CMT2B5 is caused by mutations in the NEFL gene. This gene provides instructions for making neurofilament light chain, a structural protein that helps maintain the normal structure and function of peripheral nerve axons. Mutations in the NEFL gene disrupt normal nerve structure, leading to impaired nerve signal transmission.
CMT2B5 is autosomal recessive, meaning that both of the gene’s copies must have a CMT-causing mutation to cause this subtype.
Clinical Features
Symptom onset in CMT2B5 typically occurs in early childhood, often before age 2. Early signs may include hypotonia and delayed motor milestones. Weakness and sensory loss progress through childhood and can become severe, affecting both distal and proximal muscles. Some individuals may develop significant functional impairment.

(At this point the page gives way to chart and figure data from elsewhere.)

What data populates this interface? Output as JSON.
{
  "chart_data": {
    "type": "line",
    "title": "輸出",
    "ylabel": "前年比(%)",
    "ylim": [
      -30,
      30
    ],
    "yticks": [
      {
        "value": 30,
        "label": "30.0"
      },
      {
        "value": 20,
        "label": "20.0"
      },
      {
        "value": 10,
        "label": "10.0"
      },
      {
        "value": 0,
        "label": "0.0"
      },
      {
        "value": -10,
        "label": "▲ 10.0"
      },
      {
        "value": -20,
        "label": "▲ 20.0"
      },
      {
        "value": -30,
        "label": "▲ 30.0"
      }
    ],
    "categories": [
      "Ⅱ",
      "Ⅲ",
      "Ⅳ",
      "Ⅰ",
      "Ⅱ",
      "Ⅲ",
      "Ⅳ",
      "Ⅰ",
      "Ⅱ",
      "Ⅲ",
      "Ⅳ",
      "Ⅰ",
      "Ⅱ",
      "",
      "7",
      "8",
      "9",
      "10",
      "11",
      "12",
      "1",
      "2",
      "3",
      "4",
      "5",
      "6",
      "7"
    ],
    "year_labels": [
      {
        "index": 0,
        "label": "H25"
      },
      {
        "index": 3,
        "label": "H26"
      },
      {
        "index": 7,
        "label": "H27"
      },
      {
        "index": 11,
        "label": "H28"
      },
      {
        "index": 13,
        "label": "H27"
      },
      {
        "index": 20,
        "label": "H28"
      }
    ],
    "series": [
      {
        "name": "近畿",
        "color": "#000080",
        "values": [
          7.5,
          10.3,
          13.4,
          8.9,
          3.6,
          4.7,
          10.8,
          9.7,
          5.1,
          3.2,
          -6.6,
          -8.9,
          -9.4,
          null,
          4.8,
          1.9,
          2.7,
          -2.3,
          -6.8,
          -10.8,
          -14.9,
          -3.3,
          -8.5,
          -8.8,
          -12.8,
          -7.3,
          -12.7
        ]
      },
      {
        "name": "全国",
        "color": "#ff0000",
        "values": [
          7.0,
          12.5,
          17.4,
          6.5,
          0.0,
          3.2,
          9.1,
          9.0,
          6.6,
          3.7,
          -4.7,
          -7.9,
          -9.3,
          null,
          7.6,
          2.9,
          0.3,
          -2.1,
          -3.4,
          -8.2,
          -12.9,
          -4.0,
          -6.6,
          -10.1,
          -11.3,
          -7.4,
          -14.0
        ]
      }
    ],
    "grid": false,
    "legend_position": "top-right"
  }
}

Nerve conduction studies show absent sensory responses and slowed motor responses, sometimes reaching values within the demyelinating range. However, this reflects abnormal axonal development rather than a primary demyelinating process, so CMT2B5 is classified as an axonal type of CMT.
CMT2B5 symptoms may include:
- Weakness in the feet and lower legs
- Muscle atrophy
- Foot drop
- A steppage-style walking pattern
- Reduced sensation
- Reduced or absent reflexes
- Foot deformities, including high arches and hammertoes (clawed toes)
- Progressive involvement of the hands and forearms
- Difficulty with fine motor skills and manual dexterity
- Balance difficulties
- Additional symptoms not listed here
Disease Course
CMT2B5 is typically an early-onset and severe form of CMT. Symptoms often begin in infancy or early childhood and can lead to significant weakness and sensory loss over time. Although severe, disease progression is generally slow, and life expectancy is not affected.